Délcio se lembrou do Oráculo de Delfos, que ficava em uma caverna, na Grécia, e fazia previsões para aqueles que até ali chegavam, em troca de oferendas. Teve a brilhante ideia de dar um jeito pra santinha falar, de acordo com sua vontade, e com isso ganhar um bom troco.

Providenciou longo cabo de força, de sua casa até ali, fez uma série de ligações, do jeito que entendia, ligou sistema de som meio capenga e escondeu caixas acústicas no fundo da gruta, deixando o microfone atrás das pedras, a certa distância. No sábado à tarde, instalou-se no esconderijo, esperando os devotos, junto com Trote, seu filho, que queria saber o que era tudo aquilo. O pai esmerou-se na explicação, mas o rapaz não entendeu bulhufas.

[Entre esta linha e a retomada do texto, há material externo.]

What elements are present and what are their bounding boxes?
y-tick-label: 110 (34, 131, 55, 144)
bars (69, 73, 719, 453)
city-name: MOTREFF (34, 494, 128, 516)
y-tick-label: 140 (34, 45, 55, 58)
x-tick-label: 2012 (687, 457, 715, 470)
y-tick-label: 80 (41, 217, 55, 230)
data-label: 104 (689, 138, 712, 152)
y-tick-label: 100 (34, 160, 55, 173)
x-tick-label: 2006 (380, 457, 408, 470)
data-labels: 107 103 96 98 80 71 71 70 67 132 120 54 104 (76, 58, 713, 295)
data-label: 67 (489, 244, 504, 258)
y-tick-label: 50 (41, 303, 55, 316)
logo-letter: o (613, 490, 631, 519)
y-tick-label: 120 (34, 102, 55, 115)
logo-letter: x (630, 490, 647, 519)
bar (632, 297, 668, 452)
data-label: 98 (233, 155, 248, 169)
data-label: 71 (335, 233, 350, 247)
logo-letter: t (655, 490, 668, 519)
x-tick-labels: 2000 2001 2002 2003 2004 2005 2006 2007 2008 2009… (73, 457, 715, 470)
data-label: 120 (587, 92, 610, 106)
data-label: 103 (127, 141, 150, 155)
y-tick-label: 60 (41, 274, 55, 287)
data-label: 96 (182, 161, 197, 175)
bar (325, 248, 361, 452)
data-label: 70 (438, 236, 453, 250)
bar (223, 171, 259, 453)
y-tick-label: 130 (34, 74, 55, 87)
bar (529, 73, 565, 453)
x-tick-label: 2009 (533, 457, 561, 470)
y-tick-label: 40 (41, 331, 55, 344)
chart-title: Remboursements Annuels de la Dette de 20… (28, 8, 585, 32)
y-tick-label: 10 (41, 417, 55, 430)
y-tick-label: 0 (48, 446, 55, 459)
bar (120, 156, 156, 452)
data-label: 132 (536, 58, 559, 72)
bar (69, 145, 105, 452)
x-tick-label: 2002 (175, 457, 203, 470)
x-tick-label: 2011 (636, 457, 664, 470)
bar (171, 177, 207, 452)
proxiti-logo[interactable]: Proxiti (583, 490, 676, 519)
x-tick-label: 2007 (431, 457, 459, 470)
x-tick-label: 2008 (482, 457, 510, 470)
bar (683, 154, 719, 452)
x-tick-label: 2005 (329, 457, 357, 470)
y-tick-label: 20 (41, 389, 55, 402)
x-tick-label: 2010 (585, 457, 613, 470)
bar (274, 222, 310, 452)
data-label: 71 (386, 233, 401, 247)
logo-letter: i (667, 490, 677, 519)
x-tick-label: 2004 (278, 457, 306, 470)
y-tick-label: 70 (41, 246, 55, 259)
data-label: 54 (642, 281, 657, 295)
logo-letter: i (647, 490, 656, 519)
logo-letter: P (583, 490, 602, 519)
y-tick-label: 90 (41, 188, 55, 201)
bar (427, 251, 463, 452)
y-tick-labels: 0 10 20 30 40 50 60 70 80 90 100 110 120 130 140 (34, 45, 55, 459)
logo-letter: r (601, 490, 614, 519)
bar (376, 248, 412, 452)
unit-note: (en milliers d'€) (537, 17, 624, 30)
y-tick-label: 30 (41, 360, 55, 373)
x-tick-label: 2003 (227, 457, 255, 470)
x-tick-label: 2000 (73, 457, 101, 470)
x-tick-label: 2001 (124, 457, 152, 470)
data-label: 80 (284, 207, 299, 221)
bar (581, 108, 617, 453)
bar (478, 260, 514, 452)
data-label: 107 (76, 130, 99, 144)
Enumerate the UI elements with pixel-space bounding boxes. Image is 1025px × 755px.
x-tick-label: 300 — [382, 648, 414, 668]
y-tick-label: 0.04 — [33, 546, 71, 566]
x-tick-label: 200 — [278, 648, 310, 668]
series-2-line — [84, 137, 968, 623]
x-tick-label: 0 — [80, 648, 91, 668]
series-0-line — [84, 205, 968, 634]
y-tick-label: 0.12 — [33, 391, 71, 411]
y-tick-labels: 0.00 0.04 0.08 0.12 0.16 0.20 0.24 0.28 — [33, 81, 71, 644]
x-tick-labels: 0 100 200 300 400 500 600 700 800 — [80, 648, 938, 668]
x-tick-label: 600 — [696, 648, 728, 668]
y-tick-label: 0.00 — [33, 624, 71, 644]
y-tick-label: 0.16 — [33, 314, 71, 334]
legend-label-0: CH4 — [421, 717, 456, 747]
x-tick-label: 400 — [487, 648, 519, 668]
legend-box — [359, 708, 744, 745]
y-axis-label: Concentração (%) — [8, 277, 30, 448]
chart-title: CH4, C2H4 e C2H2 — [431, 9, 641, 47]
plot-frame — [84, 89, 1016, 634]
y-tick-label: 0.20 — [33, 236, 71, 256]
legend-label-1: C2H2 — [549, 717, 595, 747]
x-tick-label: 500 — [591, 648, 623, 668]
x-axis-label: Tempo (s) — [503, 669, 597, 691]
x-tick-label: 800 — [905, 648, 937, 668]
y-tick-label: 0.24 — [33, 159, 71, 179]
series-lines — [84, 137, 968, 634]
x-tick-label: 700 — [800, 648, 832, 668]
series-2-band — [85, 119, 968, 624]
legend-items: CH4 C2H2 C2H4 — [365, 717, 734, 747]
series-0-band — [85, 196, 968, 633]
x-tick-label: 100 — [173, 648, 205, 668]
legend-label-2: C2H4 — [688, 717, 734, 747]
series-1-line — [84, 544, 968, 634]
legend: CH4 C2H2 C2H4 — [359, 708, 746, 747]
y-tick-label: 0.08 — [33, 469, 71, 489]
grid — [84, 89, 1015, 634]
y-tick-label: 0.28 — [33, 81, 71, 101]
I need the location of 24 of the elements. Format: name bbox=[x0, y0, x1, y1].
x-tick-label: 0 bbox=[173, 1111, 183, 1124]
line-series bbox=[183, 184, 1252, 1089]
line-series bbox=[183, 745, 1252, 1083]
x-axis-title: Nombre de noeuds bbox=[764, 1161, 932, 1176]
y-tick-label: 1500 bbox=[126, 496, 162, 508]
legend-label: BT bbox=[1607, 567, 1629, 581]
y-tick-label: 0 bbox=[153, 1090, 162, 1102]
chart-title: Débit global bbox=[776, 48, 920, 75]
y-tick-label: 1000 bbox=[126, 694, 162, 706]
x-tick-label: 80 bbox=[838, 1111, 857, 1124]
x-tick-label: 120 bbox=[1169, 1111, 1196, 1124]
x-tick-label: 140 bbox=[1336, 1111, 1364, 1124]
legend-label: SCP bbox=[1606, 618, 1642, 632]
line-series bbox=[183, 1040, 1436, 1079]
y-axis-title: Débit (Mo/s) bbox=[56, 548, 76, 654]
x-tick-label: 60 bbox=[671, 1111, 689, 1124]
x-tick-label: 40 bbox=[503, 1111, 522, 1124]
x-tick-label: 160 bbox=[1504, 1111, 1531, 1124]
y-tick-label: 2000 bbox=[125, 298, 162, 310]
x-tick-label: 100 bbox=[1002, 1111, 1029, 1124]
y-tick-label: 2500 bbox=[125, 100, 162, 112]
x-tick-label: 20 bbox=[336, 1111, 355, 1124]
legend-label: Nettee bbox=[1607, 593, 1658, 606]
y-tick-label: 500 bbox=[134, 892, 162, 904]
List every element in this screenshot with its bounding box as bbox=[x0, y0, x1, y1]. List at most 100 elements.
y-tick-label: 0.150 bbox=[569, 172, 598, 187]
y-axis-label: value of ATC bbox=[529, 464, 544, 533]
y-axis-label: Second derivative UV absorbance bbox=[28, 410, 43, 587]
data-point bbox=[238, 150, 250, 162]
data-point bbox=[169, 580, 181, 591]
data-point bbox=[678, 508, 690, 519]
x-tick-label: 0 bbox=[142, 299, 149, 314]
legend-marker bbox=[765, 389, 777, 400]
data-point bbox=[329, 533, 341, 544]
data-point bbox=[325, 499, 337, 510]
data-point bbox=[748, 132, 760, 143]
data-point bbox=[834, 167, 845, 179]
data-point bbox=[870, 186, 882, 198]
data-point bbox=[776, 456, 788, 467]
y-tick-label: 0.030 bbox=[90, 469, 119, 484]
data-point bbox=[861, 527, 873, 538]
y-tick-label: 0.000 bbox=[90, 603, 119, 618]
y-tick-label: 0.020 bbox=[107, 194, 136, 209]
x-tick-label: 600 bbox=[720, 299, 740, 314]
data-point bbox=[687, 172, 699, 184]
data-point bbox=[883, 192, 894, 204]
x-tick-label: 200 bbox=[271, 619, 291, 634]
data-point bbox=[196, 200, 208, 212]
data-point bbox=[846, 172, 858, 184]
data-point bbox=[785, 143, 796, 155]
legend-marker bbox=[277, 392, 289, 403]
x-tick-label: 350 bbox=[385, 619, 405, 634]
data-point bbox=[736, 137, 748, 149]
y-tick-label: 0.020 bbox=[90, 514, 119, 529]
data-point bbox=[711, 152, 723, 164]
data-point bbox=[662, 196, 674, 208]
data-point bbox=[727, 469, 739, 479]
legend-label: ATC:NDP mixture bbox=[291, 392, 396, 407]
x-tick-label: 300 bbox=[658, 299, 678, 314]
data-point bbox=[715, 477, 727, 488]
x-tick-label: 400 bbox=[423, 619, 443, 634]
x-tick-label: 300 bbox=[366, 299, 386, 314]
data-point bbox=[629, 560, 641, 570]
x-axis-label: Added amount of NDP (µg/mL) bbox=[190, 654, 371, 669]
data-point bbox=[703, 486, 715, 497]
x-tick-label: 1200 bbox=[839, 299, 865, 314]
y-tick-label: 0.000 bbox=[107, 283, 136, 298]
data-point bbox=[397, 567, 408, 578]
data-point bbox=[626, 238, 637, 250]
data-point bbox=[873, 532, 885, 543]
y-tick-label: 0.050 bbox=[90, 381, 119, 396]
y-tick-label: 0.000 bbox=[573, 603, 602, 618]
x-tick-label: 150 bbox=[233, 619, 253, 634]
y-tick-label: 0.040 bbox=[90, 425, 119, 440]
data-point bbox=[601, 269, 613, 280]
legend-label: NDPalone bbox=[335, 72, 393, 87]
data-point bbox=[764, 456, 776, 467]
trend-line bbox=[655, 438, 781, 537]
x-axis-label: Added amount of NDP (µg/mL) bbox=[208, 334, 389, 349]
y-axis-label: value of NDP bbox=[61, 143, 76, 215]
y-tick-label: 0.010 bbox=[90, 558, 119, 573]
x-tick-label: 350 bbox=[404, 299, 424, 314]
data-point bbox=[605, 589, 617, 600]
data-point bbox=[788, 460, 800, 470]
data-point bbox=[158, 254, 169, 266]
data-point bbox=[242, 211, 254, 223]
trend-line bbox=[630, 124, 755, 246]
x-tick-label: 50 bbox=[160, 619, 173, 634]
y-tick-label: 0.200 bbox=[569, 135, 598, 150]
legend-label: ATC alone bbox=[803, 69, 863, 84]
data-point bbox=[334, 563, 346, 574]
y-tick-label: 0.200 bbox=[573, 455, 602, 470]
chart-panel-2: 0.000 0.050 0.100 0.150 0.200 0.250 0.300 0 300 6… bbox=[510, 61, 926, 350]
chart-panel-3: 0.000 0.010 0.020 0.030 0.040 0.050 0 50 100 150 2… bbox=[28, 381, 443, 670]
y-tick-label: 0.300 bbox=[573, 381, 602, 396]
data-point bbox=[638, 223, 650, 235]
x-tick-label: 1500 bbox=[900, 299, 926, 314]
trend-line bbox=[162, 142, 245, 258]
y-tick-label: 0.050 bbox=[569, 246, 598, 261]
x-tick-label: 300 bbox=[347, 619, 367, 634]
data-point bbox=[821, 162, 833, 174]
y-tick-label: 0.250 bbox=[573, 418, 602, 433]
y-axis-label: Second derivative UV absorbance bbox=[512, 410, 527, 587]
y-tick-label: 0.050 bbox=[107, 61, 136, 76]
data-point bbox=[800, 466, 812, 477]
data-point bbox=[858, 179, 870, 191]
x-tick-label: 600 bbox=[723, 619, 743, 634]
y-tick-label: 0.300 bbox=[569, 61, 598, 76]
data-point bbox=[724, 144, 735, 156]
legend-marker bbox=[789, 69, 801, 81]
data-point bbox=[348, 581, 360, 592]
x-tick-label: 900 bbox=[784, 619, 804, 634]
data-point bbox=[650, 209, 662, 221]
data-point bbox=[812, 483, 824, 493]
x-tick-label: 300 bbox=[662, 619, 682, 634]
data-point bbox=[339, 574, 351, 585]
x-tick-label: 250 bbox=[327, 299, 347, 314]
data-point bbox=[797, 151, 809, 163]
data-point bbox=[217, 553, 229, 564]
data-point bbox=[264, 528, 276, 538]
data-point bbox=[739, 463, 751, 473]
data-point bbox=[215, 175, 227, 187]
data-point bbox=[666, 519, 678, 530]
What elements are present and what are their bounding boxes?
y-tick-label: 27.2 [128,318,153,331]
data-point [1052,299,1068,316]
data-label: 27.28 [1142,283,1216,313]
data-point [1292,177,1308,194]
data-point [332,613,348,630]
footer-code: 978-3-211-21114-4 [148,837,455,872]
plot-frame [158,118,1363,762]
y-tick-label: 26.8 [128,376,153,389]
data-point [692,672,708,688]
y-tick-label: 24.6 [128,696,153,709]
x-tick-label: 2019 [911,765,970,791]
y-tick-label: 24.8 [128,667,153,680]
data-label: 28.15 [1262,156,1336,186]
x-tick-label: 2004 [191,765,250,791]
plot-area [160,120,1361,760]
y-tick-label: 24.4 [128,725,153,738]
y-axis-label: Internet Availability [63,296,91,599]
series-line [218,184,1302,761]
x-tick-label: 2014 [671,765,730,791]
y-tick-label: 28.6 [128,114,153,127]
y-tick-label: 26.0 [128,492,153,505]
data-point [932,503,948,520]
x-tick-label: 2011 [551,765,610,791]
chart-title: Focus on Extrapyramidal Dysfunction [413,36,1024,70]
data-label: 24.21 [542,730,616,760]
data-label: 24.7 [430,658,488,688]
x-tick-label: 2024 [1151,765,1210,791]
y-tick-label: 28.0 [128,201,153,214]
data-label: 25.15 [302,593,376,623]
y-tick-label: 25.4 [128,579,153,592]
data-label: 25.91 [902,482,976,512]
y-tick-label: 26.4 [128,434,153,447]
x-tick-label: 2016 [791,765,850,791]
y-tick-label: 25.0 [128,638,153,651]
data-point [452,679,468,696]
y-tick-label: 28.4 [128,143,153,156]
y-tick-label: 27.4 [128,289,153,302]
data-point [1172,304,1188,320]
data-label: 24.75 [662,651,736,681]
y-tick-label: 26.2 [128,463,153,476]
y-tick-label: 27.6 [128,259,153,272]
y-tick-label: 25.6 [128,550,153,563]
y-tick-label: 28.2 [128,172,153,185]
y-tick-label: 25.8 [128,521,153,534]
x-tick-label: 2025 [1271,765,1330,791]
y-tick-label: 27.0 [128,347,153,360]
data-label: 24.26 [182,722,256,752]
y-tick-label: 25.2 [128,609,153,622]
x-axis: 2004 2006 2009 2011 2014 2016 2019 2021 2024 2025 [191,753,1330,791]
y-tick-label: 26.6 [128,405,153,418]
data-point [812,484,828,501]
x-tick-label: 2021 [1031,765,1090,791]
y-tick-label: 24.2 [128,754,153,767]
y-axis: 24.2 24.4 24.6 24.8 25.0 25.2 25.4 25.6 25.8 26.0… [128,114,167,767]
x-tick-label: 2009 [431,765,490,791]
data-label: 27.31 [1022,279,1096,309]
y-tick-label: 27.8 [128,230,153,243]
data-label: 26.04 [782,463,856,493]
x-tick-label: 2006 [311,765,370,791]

Começou uma chuva fina, que penetrou no cafofo de Délcio sem problema. Em pouco tempo o abrigo mal feito do camarada estava encharcado, mas ele não arredou pé. Quando viu que se aproximava um casal, ligou o som e aproximou o microfone da boca, mas antes de se pronunciar, acabou eletrocutado e mortinho da silva. Trote, que a tudo assistia, não se abalou muito. Além do raciocínio, suas emoções também eram embotadas, e, tranquilamente, cavou um buraco, enterrou o pai e chamou a família pra fazer uma reza pra alma do defunto.

Nos anos que se seguiram, muitas pessoas continuaram a adorar a santinha quebrada, e quando comentavam sobre a gruta com Trote ou as gêmeas, diziam que o pai lhes contara ser aquilo um oraco. Não tardou a chamarem o local de Oraco do Derço. Só que, com o tempo, oraco foi se transformando em buraco, e hoje o Buraco do Derço é famoso na região.

Dizem que se alguém apronta alguma travessura, a santa manda um raio no pecador.

A história surgiu de acontecimento real. Um grupo de desocupados, querendo dar susto nos frequentadores da gruta, escondeu-se perto do antigo abrigo de Derço, e como ninguém retirou dali, desde seu falecimento, as gambiarras que foram instaladas, dois rapazes pisaram num pedaço de fio desencapado e ainda ligado ao cabo, meio enterrado. Não vieram a falecer, mas ficaram mais tontos do que já eram e se converteram em devotos, também.

A santinha quebrada do Buraco do Derço é poderosa.